Great, thanks! Authors please take them into account in you next update.

Best Regards,
Anna

>
> Thanks!
> Mirja
>
>
> ————————
> Other review comments:
>
>
> 1) As normative language is very sparsely use in this document and when used not really that much necessary, I would recommend to instead not used normative language at all, which mean use only lower case words and removed the respective preamble text in sec 2.
>
> 2) Question on the 2. scenario in section 3 (receiver-side). This says that the receiver H3 can calculate stats for SBD for H1 and H2, however H1 and H2 cannot implement coupled congestion control, thus congestion control would also need to be implemented at the receiver H3, right? Maybe worth mentioning...
>
> 3) In section 3.2.1, I’d say that the following part could be removed as it goes a bit beyond the scope of the document, and also seems actually unnecessary to me: if you have a way to request a set of metrics and the other end tells you with metrics it can send, you have to chose your SBD algorithm based on that information anyway without actually being at all restricted to one specific scheme.
>
> "* A protocol identifier (SBD=01). This is to future proof the message exchange so that potential advances in SBD technology can be easily deployed. All following initialization elements relate to the mechanism outlined in this document which will have the identifier SBD=01.“
>
> 4) RMCAT is mentioned 3 times on the doc but never really introduced.

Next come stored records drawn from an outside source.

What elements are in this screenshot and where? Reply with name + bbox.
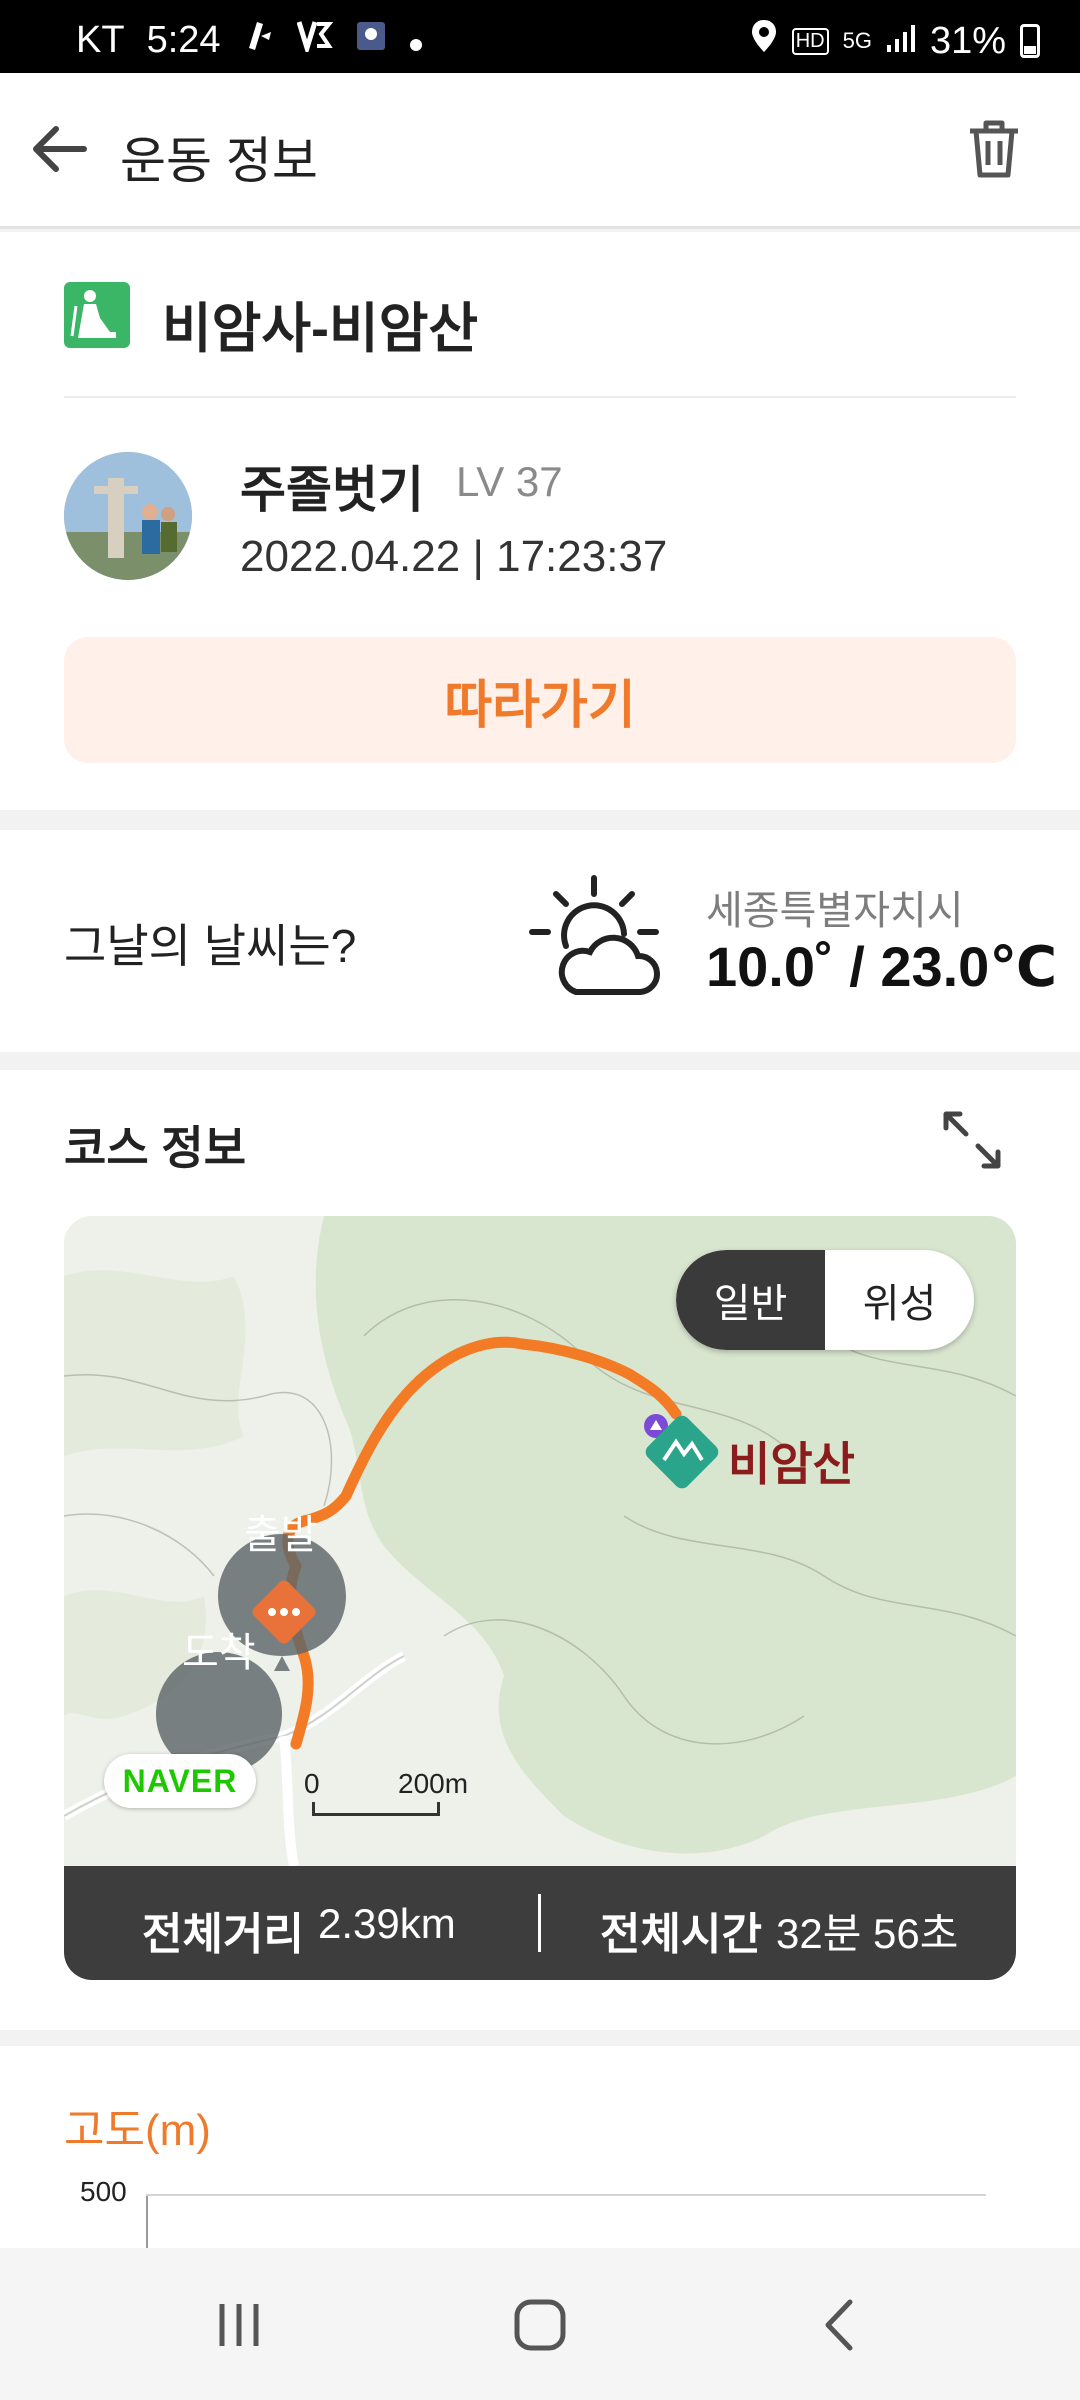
divider	[64, 396, 1016, 398]
follow-button[interactable]: 따라가기	[64, 637, 1016, 763]
carrier-label: KT	[76, 18, 125, 61]
map-type-toggle[interactable]: 일반 위성	[676, 1250, 974, 1350]
arrow-left-icon	[33, 126, 87, 172]
course-card: 코스 정보 출발 도착 비암산 일반 위성 NAVER 0 200m 전체거리 …	[0, 1070, 1080, 2030]
scale-zero: 0	[304, 1768, 320, 1799]
weather-temperature: 10.0˚ / 23.0℃	[706, 935, 1058, 998]
location-icon	[750, 18, 778, 64]
total-time-value: 32분 56초	[776, 1910, 959, 1957]
activity-card: 비암사-비암산 주졸벗기 LV 37 2022.04.22 | 17:23:37…	[0, 232, 1080, 810]
scale-distance: 200m	[398, 1768, 469, 1799]
dot-icon	[409, 19, 423, 62]
signal-icon	[886, 20, 916, 63]
hiking-icon	[64, 282, 130, 348]
course-summary: 전체거리 2.39km 전체시간 32분 56초	[64, 1866, 1016, 1980]
chevron-left-icon	[825, 2299, 853, 2351]
peak-label: 비암산	[728, 1438, 855, 1490]
total-distance-value: 2.39km	[318, 1900, 456, 1947]
system-back-button[interactable]	[806, 2290, 876, 2360]
home-button[interactable]	[505, 2290, 575, 2360]
v3-icon	[296, 18, 333, 62]
expand-icon	[943, 1111, 1001, 1169]
app-bar: 운동 정보	[0, 73, 1080, 229]
elevation-tick-top: 500	[80, 2176, 127, 2207]
summary-divider	[538, 1894, 541, 1952]
network-type: 5G	[842, 28, 872, 53]
scale-bar	[312, 1802, 440, 1816]
clock: 5:24	[146, 18, 221, 61]
avatar[interactable]	[64, 452, 192, 580]
elevation-card: 고도(m) 500	[0, 2046, 1080, 2256]
user-name: 주졸벗기	[240, 462, 424, 518]
course-heading: 코스 정보	[64, 1122, 247, 1174]
elevation-gridline	[146, 2194, 986, 2196]
back-button[interactable]	[24, 113, 96, 185]
elevation-y-axis	[146, 2196, 148, 2256]
course-title: 비암사-비암산	[162, 299, 479, 359]
weather-question: 그날의 날씨는?	[64, 920, 357, 972]
hd-indicator: HD	[791, 27, 829, 55]
status-bar: KT 5:24 HD 5G 31%	[0, 0, 1080, 73]
activity-datetime: 2022.04.22 | 17:23:37	[240, 532, 668, 581]
system-nav-bar	[0, 2248, 1080, 2400]
weather-location: 세종특별자치시	[706, 889, 964, 933]
map-mode-satellite[interactable]: 위성	[825, 1250, 974, 1350]
total-distance-label: 전체거리	[142, 1910, 304, 1959]
trash-icon	[970, 120, 1018, 178]
battery-icon	[1020, 24, 1040, 58]
weather-card: 그날의 날씨는? 세종특별자치시 10.0˚ / 23.0℃	[0, 830, 1080, 1052]
battery-percent: 31%	[929, 19, 1006, 62]
delete-button[interactable]	[958, 113, 1030, 185]
naver-logo: NAVER	[104, 1754, 256, 1808]
start-label: 출발	[244, 1513, 318, 1557]
user-level: LV 37	[456, 458, 563, 505]
total-time-label: 전체시간	[600, 1910, 762, 1959]
end-label: 도착	[182, 1631, 256, 1675]
map-mode-normal[interactable]: 일반	[676, 1250, 825, 1350]
expand-map-button[interactable]	[940, 1108, 1004, 1172]
course-map[interactable]: 출발 도착 비암산 일반 위성 NAVER 0 200m	[64, 1216, 1016, 1866]
elevation-title: 고도(m)	[64, 2106, 211, 2155]
app-notification-icon	[355, 19, 387, 62]
notification-icon	[243, 18, 275, 62]
recent-apps-button[interactable]	[204, 2290, 274, 2360]
recent-apps-icon	[219, 2304, 259, 2346]
home-icon	[514, 2299, 566, 2351]
page-title: 운동 정보	[120, 133, 318, 189]
partly-cloudy-icon	[528, 874, 664, 1004]
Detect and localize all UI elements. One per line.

Maybe make the following change:
> sec 3.1.3: s/SBD in RMCAT/the SBD algorithm described in this document./
> sec 3.3.1: s/SBD in the RMCAT context/use of SBD with Coupled congestion control for RTP media [draft-ietf-rmcat-coupled-cc]/
> sec 6: s/RMCAT congestion control algorithms/RTP Media Congestion Avoidance Techniques (RMCAT) algorithms/
>     or: s/RMCAT congestion control algorithms/congestion control algorithm as developed in the RTP Media Congestion Avoidance Techniques (RMCAT) working group/
>
> 5) Use of the terms one way delay, OWD, or e.g way delay samples (OWD) is inconsistent in section 3.2.1 and 3.2.2
>
> 6) Just to double-check: sec 3.2.1, 3.2.2, and 3.2.3 use M while 3.2.4 and 3.2.5 use N. Is that correct? To be honest I actually still did not fully understand yet why and N and M are needed.
>
> 7) Sec 5.1:
> OLD:
> "Timing information described by
>     [I-D.ietf-avtcore-cc-feedback-message] should be sufficient for the
>     sender to calculate relative OWD."
> MAYBE
> "Timing information described by
>     [I-D.ietf-avtcore-cc-feedback-message] should be sufficient for the
>     sender to calculate relative OWD of an Internet path.“
> Or would those information be also sufficient for e.g. a data center scenario?
>
> 8) Probably the security consideration section should also point to the security considerations of draft-ietf-rmcat-coupled-cc.